Chinese officials have massive church demolished
Although Chinese officials said the 5 million Sanjiang Church was demolished because the church was bigger than allowed by its permit, activists say it is part of a campaign against churches taking place throughout Zhejiang province.
Los Angeles Times
BEIJING — One of the largest churches in the Chinese coastal city of Wenzhou, an 85,000-square-foot edifice with soaring cathedral ceilings, stained glass and spires dominating the landscape, was demolished Monday on orders of Communist Party authorities.
Chinese officials said the demolition of the $5 million Sanjiang Church was ordered because the church was four times the size for which the building had been permitted. However, activists say it is part of a campaign against churches taking place throughout Zhejiang province.
The demolition ended a monthlong standoff between authorities and parishioners, who had been staging a vigil to protect their church.
“Everybody was crying,” said a 25-year-old churchgoer who gave her name as Yu Xinwei. She watched the demolition Monday with other worshippers from behind the police barricades that girded the church.
“You have no idea how hard it was for us to build that church. It took 12 years. We couldn’t even dare pray for a miracle to reverse the course.”

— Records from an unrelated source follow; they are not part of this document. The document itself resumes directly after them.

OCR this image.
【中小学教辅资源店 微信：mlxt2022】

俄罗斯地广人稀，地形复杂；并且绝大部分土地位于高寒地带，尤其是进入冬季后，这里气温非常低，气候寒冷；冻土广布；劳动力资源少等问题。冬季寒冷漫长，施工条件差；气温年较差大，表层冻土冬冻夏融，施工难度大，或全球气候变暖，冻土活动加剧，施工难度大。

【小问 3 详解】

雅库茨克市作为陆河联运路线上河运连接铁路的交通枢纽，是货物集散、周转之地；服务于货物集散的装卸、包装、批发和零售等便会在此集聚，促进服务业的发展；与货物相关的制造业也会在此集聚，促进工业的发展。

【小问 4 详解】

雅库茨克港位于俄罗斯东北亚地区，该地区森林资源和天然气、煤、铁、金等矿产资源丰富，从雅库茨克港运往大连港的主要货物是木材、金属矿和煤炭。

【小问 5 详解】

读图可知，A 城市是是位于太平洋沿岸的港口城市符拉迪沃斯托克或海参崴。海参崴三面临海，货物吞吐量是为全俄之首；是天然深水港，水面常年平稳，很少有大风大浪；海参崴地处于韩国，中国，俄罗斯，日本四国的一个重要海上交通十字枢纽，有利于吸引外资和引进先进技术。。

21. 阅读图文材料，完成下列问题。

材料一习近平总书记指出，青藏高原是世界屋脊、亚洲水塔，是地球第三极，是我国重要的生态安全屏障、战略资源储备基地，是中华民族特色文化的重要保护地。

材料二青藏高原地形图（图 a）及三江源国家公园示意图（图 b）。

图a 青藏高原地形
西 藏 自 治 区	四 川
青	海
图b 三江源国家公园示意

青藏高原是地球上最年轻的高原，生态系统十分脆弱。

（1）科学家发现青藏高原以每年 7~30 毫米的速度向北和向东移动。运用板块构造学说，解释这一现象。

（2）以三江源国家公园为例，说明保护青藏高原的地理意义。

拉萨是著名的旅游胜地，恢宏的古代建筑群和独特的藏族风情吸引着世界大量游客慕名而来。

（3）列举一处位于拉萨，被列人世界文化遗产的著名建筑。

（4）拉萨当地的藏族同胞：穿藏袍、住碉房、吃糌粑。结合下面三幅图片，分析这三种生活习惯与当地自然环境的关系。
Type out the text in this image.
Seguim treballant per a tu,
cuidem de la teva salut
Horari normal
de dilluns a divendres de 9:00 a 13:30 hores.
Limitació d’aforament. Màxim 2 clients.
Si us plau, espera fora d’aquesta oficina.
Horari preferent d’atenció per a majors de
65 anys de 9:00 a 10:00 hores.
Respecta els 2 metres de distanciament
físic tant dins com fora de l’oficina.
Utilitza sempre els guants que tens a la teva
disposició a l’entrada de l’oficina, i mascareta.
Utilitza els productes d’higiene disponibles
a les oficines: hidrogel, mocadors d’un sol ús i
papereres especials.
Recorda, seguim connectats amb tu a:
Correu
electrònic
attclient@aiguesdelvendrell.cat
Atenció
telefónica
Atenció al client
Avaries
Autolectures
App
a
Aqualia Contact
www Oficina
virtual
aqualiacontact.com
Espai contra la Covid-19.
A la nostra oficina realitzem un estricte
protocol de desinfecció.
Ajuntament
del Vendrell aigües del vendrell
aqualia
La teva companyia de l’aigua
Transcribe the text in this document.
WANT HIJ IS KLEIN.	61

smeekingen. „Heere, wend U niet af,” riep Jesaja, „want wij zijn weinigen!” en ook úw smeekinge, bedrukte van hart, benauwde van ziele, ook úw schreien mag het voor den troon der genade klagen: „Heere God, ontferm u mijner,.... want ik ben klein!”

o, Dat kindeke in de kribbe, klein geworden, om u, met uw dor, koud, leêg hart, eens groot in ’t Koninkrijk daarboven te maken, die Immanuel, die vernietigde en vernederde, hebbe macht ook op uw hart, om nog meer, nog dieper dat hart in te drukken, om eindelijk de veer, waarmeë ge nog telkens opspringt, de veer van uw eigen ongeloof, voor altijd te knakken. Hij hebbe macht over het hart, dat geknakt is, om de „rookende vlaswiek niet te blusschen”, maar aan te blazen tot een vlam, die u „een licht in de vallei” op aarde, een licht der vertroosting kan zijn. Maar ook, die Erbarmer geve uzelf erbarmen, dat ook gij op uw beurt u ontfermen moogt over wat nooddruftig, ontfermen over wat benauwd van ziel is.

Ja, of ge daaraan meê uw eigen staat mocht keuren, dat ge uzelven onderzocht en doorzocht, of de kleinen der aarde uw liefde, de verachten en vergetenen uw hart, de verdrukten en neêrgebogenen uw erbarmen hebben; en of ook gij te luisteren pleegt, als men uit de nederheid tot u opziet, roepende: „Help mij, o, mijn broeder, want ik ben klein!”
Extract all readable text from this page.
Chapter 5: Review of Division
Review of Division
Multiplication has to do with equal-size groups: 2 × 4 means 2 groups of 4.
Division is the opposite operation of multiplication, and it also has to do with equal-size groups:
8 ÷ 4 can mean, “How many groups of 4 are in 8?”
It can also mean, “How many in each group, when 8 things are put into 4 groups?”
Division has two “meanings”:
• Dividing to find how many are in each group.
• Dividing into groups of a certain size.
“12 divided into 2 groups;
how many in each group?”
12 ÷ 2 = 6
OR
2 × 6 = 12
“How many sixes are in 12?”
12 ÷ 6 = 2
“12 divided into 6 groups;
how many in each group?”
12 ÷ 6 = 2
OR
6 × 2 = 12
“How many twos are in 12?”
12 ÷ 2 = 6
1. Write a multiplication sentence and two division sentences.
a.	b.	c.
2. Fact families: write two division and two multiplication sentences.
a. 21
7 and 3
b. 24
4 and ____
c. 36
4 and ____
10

As many as a dozen churches in Zhejiang province, where Wenzhou is located, have received orders for demolition or to remove their crosses, according to activists.
ChinaAid, a Texas-based rights organization focusing on persecution of Christians, reported that the campaign against the churches was led by a provincial party secretary, Xia Baolong, who complained that crosses were “too conspicuous and too flashy.”
Religion is closely regulated in China. But unlike other churches that ran into trouble with authorities, Sanjiang was part of the official Three-Self Patriotic Movement, China’s only state-sanctioned Protestant church.
Officials from Yongjia county told local media Tuesday that the church was demolished because it was built four times larger than the permit it received and in addition had a large underground-parking lot.
The demolition, officials were quoted as saying, “was in accordance with law and demonstrated the spirit of rule of law and fairness.”